Effect of addition of oligobetapinene on morphology, thermal and gas permeation properties in blends with HDPE
[article: Journal of Applied Polymer Science, vol 91, iss 1, pg 315–320, 01/2004] [ link ]
Binary blends of high density polyethylene (HDPE) and oligobetapinene (OBP) were prepared by melt mixing. The morphology, thermal and permeability properties of compression molded and slow cooled films are reported.
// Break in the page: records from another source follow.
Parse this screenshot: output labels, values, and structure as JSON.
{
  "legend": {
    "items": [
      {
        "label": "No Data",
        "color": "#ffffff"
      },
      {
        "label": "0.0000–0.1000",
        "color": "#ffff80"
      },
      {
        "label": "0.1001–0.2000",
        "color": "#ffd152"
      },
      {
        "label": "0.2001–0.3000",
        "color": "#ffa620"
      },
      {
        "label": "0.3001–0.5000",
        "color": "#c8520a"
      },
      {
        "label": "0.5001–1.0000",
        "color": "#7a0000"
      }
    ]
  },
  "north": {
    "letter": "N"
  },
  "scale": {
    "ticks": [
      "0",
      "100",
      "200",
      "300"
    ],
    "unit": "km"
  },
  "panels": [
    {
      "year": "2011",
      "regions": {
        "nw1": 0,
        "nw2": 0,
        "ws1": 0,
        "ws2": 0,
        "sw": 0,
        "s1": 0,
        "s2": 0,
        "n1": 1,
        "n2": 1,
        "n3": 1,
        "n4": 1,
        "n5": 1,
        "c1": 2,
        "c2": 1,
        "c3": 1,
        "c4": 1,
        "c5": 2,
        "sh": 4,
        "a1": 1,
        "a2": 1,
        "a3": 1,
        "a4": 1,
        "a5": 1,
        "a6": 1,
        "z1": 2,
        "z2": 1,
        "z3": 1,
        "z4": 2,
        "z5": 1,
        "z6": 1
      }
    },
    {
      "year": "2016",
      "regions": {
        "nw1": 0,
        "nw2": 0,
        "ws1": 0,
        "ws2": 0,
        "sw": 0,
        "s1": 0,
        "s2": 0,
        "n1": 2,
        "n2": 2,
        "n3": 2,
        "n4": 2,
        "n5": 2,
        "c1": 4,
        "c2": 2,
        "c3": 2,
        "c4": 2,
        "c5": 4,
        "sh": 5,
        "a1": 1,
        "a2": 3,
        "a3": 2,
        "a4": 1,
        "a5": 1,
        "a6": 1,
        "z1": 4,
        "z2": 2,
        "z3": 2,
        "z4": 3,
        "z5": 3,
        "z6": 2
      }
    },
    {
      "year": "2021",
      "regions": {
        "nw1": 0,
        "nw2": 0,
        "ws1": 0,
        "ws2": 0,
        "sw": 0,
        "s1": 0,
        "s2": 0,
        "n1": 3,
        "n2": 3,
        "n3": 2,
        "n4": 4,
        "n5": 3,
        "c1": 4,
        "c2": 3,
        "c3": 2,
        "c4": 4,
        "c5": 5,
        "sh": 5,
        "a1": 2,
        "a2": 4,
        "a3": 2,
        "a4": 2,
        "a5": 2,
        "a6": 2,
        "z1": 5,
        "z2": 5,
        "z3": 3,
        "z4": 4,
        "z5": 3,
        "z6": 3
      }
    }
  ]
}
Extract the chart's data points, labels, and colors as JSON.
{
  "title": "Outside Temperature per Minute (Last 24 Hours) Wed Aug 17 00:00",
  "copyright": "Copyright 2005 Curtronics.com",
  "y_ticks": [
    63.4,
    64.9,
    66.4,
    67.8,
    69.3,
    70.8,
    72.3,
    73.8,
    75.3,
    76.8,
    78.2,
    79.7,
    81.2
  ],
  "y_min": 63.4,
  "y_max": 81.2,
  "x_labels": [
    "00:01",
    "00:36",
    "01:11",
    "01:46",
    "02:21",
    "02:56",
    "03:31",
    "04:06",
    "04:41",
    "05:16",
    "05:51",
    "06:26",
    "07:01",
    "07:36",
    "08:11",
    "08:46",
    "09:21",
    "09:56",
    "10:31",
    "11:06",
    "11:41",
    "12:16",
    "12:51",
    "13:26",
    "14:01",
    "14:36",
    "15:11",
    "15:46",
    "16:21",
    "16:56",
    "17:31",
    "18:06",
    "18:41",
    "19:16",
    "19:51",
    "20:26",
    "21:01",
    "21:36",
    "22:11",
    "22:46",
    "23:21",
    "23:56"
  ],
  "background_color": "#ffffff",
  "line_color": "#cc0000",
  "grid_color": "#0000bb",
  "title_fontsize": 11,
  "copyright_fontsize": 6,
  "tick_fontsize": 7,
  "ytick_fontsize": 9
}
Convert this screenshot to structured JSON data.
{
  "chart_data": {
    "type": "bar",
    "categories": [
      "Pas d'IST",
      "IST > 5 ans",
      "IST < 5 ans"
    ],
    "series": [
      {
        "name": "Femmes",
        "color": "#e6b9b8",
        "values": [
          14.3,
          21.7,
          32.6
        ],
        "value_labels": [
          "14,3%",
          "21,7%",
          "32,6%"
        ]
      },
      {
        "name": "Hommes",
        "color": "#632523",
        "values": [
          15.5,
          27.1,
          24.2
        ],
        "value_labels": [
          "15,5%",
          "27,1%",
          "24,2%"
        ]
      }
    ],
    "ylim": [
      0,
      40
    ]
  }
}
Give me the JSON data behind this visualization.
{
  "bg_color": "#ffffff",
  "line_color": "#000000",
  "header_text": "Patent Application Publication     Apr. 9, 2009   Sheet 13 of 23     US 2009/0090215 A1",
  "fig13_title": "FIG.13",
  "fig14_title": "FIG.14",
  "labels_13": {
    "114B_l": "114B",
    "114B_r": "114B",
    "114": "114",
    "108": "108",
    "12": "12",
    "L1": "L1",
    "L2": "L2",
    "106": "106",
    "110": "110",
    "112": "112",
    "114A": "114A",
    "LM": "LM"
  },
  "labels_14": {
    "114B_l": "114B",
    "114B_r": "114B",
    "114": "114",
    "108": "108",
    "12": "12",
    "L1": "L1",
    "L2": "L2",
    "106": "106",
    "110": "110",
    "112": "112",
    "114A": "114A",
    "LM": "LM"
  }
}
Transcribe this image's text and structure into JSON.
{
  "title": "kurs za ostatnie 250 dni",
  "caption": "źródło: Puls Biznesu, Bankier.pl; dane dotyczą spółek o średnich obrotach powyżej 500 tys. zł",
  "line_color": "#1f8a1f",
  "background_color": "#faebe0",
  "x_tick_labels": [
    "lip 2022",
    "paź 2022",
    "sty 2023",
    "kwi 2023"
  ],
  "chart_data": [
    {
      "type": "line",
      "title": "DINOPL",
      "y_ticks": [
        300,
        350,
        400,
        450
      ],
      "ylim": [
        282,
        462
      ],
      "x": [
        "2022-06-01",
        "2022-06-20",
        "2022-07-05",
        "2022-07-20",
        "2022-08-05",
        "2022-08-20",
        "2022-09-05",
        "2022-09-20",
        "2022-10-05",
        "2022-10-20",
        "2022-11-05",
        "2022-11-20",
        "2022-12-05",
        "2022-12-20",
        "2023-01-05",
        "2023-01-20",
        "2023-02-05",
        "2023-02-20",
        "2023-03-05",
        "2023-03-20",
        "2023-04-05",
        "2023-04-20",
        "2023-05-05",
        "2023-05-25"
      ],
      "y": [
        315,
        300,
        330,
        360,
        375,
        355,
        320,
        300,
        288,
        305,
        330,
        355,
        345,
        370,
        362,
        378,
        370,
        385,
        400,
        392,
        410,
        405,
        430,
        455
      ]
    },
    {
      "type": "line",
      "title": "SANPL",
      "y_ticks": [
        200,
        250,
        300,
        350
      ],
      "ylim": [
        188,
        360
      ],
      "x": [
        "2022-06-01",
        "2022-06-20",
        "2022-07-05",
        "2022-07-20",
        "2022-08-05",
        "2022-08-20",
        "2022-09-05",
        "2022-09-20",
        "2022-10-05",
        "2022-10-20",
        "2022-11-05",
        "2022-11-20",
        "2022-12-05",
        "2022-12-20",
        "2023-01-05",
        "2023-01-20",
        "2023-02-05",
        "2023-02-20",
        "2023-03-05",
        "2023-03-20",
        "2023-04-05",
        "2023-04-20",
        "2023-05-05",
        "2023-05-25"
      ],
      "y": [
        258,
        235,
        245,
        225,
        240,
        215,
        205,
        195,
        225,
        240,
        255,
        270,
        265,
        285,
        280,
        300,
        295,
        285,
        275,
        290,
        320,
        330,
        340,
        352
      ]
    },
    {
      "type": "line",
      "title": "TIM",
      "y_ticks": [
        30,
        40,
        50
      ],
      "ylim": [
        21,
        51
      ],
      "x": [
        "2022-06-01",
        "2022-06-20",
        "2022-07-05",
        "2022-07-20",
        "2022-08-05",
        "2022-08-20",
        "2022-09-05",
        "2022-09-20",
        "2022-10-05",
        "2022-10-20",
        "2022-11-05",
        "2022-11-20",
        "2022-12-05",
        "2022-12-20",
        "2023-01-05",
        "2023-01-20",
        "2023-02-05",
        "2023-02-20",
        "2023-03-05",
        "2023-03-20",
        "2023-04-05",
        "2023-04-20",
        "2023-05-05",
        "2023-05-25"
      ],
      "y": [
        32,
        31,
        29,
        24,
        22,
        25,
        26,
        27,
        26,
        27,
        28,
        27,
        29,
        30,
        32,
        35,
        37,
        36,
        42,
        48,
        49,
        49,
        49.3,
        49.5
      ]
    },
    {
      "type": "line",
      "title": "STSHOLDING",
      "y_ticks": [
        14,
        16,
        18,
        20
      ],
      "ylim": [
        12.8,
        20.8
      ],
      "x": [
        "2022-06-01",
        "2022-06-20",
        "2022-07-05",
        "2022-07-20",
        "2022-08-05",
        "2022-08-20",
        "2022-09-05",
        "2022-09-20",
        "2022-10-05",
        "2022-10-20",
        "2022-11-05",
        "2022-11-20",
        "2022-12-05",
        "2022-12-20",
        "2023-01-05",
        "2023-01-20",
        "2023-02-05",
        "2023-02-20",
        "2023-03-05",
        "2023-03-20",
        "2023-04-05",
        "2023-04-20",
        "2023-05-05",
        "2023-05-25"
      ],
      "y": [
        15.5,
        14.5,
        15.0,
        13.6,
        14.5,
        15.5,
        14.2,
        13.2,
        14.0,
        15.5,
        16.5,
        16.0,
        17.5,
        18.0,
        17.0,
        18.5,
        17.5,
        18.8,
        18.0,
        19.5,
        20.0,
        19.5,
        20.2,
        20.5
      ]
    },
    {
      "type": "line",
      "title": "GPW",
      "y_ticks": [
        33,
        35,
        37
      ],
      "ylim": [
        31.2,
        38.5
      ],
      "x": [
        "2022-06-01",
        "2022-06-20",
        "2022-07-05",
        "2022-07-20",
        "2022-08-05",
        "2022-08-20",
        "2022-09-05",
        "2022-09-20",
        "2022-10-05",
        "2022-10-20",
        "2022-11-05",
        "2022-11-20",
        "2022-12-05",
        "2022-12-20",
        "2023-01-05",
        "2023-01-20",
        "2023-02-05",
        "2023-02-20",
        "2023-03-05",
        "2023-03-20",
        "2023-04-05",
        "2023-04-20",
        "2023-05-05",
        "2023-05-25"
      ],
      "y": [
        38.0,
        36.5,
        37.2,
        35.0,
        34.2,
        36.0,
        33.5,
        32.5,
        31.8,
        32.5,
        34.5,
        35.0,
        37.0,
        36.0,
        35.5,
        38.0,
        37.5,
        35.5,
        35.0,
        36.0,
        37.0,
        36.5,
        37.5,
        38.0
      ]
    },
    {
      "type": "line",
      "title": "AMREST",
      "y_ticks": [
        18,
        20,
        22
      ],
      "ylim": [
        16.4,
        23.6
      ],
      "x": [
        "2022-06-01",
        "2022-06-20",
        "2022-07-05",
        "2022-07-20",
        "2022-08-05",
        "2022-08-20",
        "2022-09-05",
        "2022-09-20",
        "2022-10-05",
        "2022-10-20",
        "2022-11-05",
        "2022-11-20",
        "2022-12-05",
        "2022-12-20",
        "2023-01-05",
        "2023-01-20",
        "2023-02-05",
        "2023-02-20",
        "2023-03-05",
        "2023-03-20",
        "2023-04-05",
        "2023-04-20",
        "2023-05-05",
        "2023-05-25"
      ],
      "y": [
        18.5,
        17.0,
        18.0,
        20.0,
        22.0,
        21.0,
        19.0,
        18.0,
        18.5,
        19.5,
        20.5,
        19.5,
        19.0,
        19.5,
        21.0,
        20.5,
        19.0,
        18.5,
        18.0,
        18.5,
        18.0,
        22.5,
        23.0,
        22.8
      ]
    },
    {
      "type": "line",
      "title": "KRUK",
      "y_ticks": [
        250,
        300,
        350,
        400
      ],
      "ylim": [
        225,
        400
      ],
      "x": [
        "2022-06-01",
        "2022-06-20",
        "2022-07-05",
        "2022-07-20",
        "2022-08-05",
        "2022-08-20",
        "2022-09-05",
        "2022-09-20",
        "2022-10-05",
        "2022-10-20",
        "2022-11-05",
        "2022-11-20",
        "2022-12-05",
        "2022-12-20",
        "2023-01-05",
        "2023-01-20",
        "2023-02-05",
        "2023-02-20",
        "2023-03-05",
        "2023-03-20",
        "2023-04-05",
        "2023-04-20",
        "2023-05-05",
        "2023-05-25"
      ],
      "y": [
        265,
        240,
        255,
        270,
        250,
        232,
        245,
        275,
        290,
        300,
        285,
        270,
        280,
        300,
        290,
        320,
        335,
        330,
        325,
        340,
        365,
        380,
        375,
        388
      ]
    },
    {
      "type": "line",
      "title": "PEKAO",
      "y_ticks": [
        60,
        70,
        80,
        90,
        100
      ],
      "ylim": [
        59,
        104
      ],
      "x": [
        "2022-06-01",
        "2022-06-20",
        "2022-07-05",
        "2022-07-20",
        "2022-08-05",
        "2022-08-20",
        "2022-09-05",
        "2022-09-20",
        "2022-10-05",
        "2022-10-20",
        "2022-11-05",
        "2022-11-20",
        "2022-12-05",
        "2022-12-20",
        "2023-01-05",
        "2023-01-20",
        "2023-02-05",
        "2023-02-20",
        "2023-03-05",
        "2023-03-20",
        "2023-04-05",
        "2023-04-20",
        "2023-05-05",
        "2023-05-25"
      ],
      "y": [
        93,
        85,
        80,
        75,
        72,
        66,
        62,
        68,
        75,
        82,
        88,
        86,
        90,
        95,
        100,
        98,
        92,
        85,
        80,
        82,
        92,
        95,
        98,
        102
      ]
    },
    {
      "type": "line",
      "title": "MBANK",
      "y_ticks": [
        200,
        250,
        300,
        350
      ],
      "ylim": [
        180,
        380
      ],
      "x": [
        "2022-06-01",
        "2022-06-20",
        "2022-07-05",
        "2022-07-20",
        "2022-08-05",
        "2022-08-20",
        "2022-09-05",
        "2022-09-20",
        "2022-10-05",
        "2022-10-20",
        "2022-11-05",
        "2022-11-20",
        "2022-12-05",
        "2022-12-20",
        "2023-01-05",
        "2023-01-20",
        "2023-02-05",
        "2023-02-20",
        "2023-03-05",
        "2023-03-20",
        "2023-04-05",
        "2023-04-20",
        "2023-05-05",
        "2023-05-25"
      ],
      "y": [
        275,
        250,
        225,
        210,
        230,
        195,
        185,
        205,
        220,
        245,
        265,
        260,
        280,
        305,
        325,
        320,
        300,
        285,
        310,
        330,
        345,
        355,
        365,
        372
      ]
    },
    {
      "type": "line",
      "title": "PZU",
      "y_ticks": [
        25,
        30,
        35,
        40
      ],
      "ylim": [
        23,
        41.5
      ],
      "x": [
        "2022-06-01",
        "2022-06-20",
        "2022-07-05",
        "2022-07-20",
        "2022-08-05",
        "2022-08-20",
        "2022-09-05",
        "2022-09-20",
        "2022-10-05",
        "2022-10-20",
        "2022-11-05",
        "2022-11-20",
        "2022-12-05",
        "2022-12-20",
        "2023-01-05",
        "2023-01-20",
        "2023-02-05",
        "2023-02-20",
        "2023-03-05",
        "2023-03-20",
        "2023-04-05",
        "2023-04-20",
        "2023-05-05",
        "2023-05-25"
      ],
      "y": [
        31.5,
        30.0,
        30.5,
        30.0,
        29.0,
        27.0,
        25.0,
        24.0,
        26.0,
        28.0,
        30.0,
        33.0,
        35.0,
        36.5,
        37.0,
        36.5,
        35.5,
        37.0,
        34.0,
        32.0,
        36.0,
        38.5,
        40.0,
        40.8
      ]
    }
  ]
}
Applying the first-derivative procedure on differential scanning calorimetry (DSC) traces, we have detected the temperature of glass transition (Tg) of HDPE as a large peak centered from −125 to −100°C. In the blends, we observed that the OBP molecules were able to resolve the transition into two components. The lower one was ascribed to the γ-transition of HDPE, and the upper one was attributed to its Tg. The OBP molecules also formed another transition at a higher temperature. The blends were composed at least of three distinct phases, likely composed of amorphous HDPE with some amount of OBP molecules, amorphous OBP with some polyolefin and crystalline HDPE. The scanning electron microscopy (SEM) investigations revealed segregation of the components. The permeation to CO2 of plain HDPE and 90/10 blends was similar, but at higher concentrations of oligomer, the value was slightly higher than that of neat HDPE. The decrease of overall crystallinity was counterbalanced by the presence of an OBP rich phase in the blend and could explain the slight increase in permeability of the film blends.